Asked if Filipinos should worry about the rising number of cases, Bellimac said, “we should have been alarmed yesterday.”
He said the DOH has five programs to address this issue.
One is information dissemination to make Filipinos aware of HIV and what they can do to prevent acquiring the virus.
“The key to knowing the epidemic is through awareness,” Bellimac said.
Another problem, according to him, is that people attached a stigma to the disease, making it difficult for the DOH to determine the true number of infected individuals.
“People are afraid to go out and get tested, and that poses as a challenge to us,” Bellimac said.
Outreach programs and educational activities in the local governments are also being conducted, tapping the gay and lesbian population who have seen a dramatic increase in infected cases.
HIV treatments through antiretroviral drugs are also made available by the DOH, according to Bellimac. He said 4,508 patients receive the treatment.
Bellimac asked the help of other government agencies, saying HIV is a multi-sectoral issue.

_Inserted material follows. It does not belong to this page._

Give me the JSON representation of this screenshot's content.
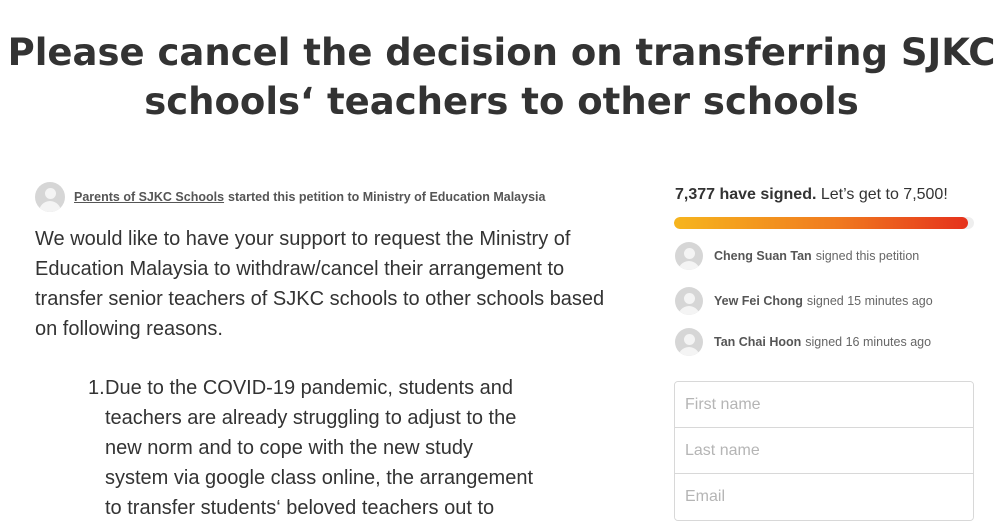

“The health department can only do so much, and what is really needed is the right education for everyone” to contain the spread of the disease, he said.
“We are calling on the Department of Education, Commission on Higer Education and even the Department of Social Welfare and Development to help us spread information about the disease,” Bellimac said.
“Kids as young as 15 years old should already be informed. It is not only the government’s duty to address this issue, but also the families of the young ones to educate their children,” he said.
Teresita Bagasao, country coordinator of the United Nations Program for HIV/AIDS, underscored the need for counseling, not only for people who already have the virus but those who engage in risky sex.
Bagasao warned that risky sexual behaviors are prevalent among the youth which comprise a third of the country’s 94 million population. She said that only one fourth of those youths have themselves tested.
“This is not only about having the best statistics. We have to make them voluntarily have themselves tested because the test is a step towards treatment. They need to understand that this is not like an ordinary disease like tuberculosis where the treatment has a timeframe of like, six months. HIV needs a lifetime treatment,” Bagasao.
Avelino said the number of HIV cases will drop “if there is proper implementation of the intervention in areas. We need facilitation. The measures should not be punitive in nature.”